The popularity of the Boomtown Rats, punk-rock pioneers, was already in decline when front-man Geldof recruited an all-star team of British rockers in 1984 under the name Band-Aid to perform a benefit single for famine-stricken African nations called “Do They Know It’s Christmas?” After that song broke sales records and raised millions of dollars, the next year, he organized Live Aid, mammoth famine-relief concerts held simultaneously in London and Philadelphia. (Geldof was knighted for his efforts.) Twenty years later, he returned with “Live 8”—10 concerts around the globe crowded with musicians and movie stars that were timed to pressure the Group of Eight industrial nations then meeting to increase aid to Africa. Geldof imagined celebrity activism at a previously unseen, global, scale: He went further than any activist before him to convert the worldwide fame of the most iconic popular entertainers into a political force.

 

LEE GREENWOOD

Few artifacts of pop culture have had a more lasting political impact than Greenwood’s emotional 1984 ballad “God Bless the USA.” Almost immediately after its release, the song became the Republican Party’s unofficial campaign anthem.

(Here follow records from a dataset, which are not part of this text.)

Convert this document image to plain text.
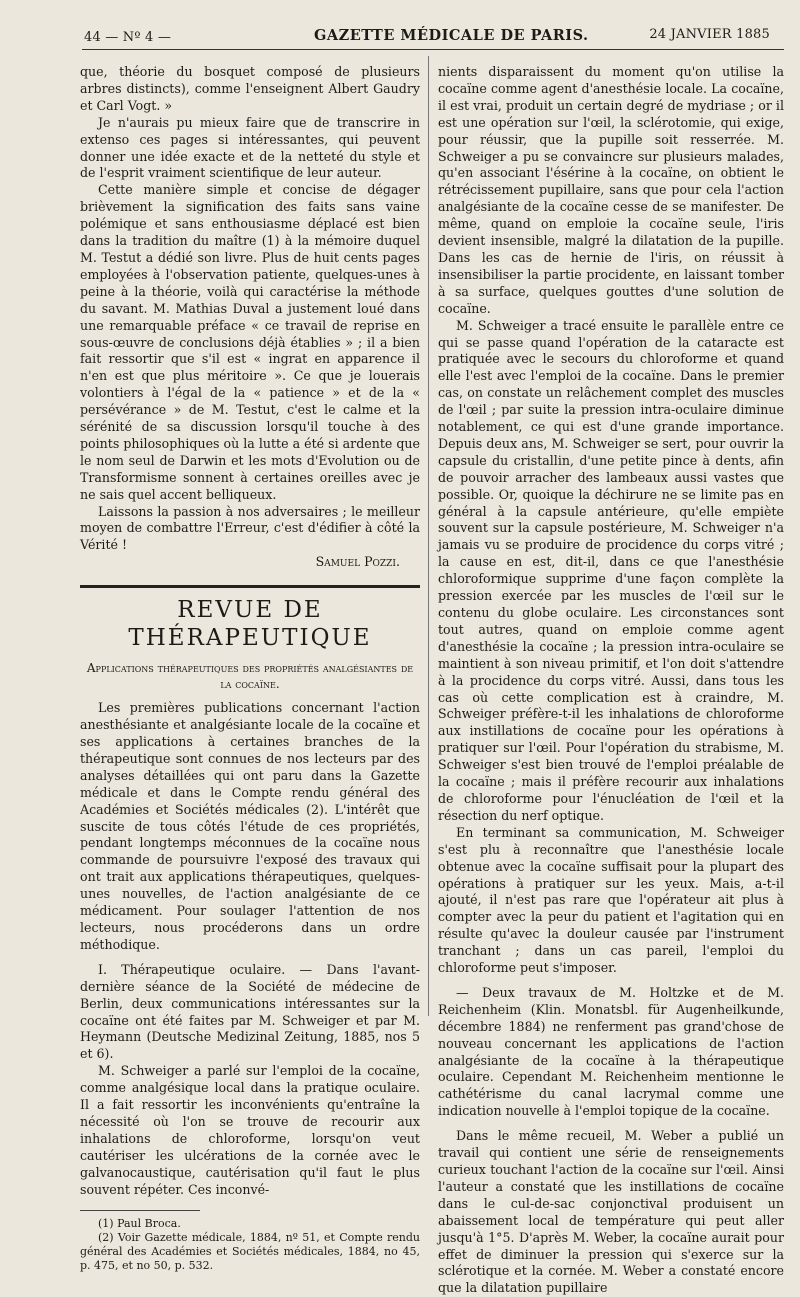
44 — Nº 4 —	GAZETTE MÉDICALE DE PARIS.	24 JANVIER 1885

que, théorie du bosquet composé de plusieurs arbres distincts), comme l'enseignent Albert Gaudry et Carl Vogt. »

Je n'aurais pu mieux faire que de transcrire in extenso ces pages si intéressantes, qui peuvent donner une idée exacte et de la netteté du style et de l'esprit vraiment scientifique de leur auteur.

Cette manière simple et concise de dégager brièvement la signification des faits sans vaine polémique et sans enthousiasme déplacé est bien dans la tradition du maître (1) à la mémoire duquel M. Testut a dédié son livre. Plus de huit cents pages employées à l'observation patiente, quelques-unes à peine à la théorie, voilà qui caractérise la méthode du savant. M. Mathias Duval a justement loué dans une remarquable préface « ce travail de reprise en sous-œuvre de conclusions déjà établies » ; il a bien fait ressortir que s'il est « ingrat en apparence il n'en est que plus méritoire ». Ce que je louerais volontiers à l'égal de la « patience » et de la « persévérance » de M. Testut, c'est le calme et la sérénité de sa discussion lorsqu'il touche à des points philosophiques où la lutte a été si ardente que le nom seul de Darwin et les mots d'Evolution ou de Transformisme sonnent à certaines oreilles avec je ne sais quel accent belliqueux.

Laissons la passion à nos adversaires ; le meilleur moyen de combattre l'Erreur, c'est d'édifier à côté la Vérité !

Samuel Pozzi.
REVUE DE THÉRAPEUTIQUE
Applications thérapeutiques des propriétés analgésiantes de la cocaïne.

Les premières publications concernant l'action anesthésiante et analgésiante locale de la cocaïne et ses applications à certaines branches de la thérapeutique sont connues de nos lecteurs par des analyses détaillées qui ont paru dans la Gazette médicale et dans le Compte rendu général des Académies et Sociétés médicales (2). L'intérêt que suscite de tous côtés l'étude de ces propriétés, pendant longtemps méconnues de la cocaïne nous commande de poursuivre l'exposé des travaux qui ont trait aux applications thérapeutiques, quelques-unes nouvelles, de l'action analgésiante de ce médicament. Pour soulager l'attention de nos lecteurs, nous procéderons dans un ordre méthodique.

I. Thérapeutique oculaire. — Dans l'avant-dernière séance de la Société de médecine de Berlin, deux communications intéressantes sur la cocaïne ont été faites par M. Schweiger et par M. Heymann (Deutsche Medizinal Zeitung, 1885, nos 5 et 6).

M. Schweiger a parlé sur l'emploi de la cocaïne, comme analgésique local dans la pratique oculaire. Il a fait ressortir les inconvénients qu'entraîne la nécessité où l'on se trouve de recourir aux inhalations de chloroforme, lorsqu'on veut cautériser les ulcérations de la cornée avec le galvanocaustique, cautérisation qu'il faut le plus souvent répéter. Ces inconvé-

(1) Paul Broca.

(2) Voir Gazette médicale, 1884, nº 51, et Compte rendu général des Académies et Sociétés médicales, 1884, no 45, p. 475, et no 50, p. 532.

nients disparaissent du moment qu'on utilise la cocaïne comme agent d'anesthésie locale. La cocaïne, il est vrai, produit un certain degré de mydriase ; or il est une opération sur l'œil, la sclérotomie, qui exige, pour réussir, que la pupille soit resserrée. M. Schweiger a pu se convaincre sur plusieurs malades, qu'en associant l'ésérine à la cocaïne, on obtient le rétrécissement pupillaire, sans que pour cela l'action analgésiante de la cocaïne cesse de se manifester. De même, quand on emploie la cocaïne seule, l'iris devient insensible, malgré la dilatation de la pupille. Dans les cas de hernie de l'iris, on réussit à insensibiliser la partie procidente, en laissant tomber à sa surface, quelques gouttes d'une solution de cocaïne.

M. Schweiger a tracé ensuite le parallèle entre ce qui se passe quand l'opération de la cataracte est pratiquée avec le secours du chloroforme et quand elle l'est avec l'emploi de la cocaïne. Dans le premier cas, on constate un relâchement complet des muscles de l'œil ; par suite la pression intra-oculaire diminue notablement, ce qui est d'une grande importance. Depuis deux ans, M. Schweiger se sert, pour ouvrir la capsule du cristallin, d'une petite pince à dents, afin de pouvoir arracher des lambeaux aussi vastes que possible. Or, quoique la déchirure ne se limite pas en général à la capsule antérieure, qu'elle empiète souvent sur la capsule postérieure, M. Schweiger n'a jamais vu se produire de procidence du corps vitré ; la cause en est, dit-il, dans ce que l'anesthésie chloroformique supprime d'une façon complète la pression exercée par les muscles de l'œil sur le contenu du globe oculaire. Les circonstances sont tout autres, quand on emploie comme agent d'anesthésie la cocaïne ; la pression intra-oculaire se maintient à son niveau primitif, et l'on doit s'attendre à la procidence du corps vitré. Aussi, dans tous les cas où cette complication est à craindre, M. Schweiger préfère-t-il les inhalations de chloroforme aux instillations de cocaïne pour les opérations à pratiquer sur l'œil. Pour l'opération du strabisme, M. Schweiger s'est bien trouvé de l'emploi préalable de la cocaïne ; mais il préfère recourir aux inhalations de chloroforme pour l'énucléation de l'œil et la résection du nerf optique.

En terminant sa communication, M. Schweiger s'est plu à reconnaître que l'anesthésie locale obtenue avec la cocaïne suffisait pour la plupart des opérations à pratiquer sur les yeux. Mais, a-t-il ajouté, il n'est pas rare que l'opérateur ait plus à compter avec la peur du patient et l'agitation qui en résulte qu'avec la douleur causée par l'instrument tranchant ; dans un cas pareil, l'emploi du chloroforme peut s'imposer.

— Deux travaux de M. Holtzke et de M. Reichenheim (Klin. Monatsbl. für Augenheilkunde, décembre 1884) ne renferment pas grand'chose de nouveau concernant les applications de l'action analgésiante de la cocaïne à la thérapeutique oculaire. Cependant M. Reichenheim mentionne le cathétérisme du canal lacrymal comme une indication nouvelle à l'emploi topique de la cocaïne.

Dans le même recueil, M. Weber a publié un travail qui contient une série de renseignements curieux touchant l'action de la cocaïne sur l'œil. Ainsi l'auteur a constaté que les instillations de cocaïne dans le cul-de-sac conjonctival produisent un abaissement local de température qui peut aller jusqu'à 1°5. D'après M. Weber, la cocaïne aurait pour effet de diminuer la pression qui s'exerce sur la sclérotique et la cornée. M. Weber a constaté encore que la dilatation pupillaire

It provided the soundtrack for a Ronald Reagan tribute video at the 1984 GOP convention and has been part of the campaign repertoire for every GOP presidential candidate since, not to mention a staple of country radio after the 9/11 attacks and during the first and second Persian Gulf wars. Greenwood’s ode grates on some ears as syrupy and simplistic, but in its unabashed celebration of faith, family, and flag, the song both reflects and assists the GOP’s transformation into an increasingly blue-collar, churchgoing, heartland party; it is more likely to be heard blaring from the radio of a Ford truck than a Mercedes sedan. Probably not since Franklin Roosevelt’s New Deal Democrats adopted Milton Ager’s “Happy Days Are Here Again” has a single song been so closely identified with a political party—or so succinctly encapsulated its cultural identity.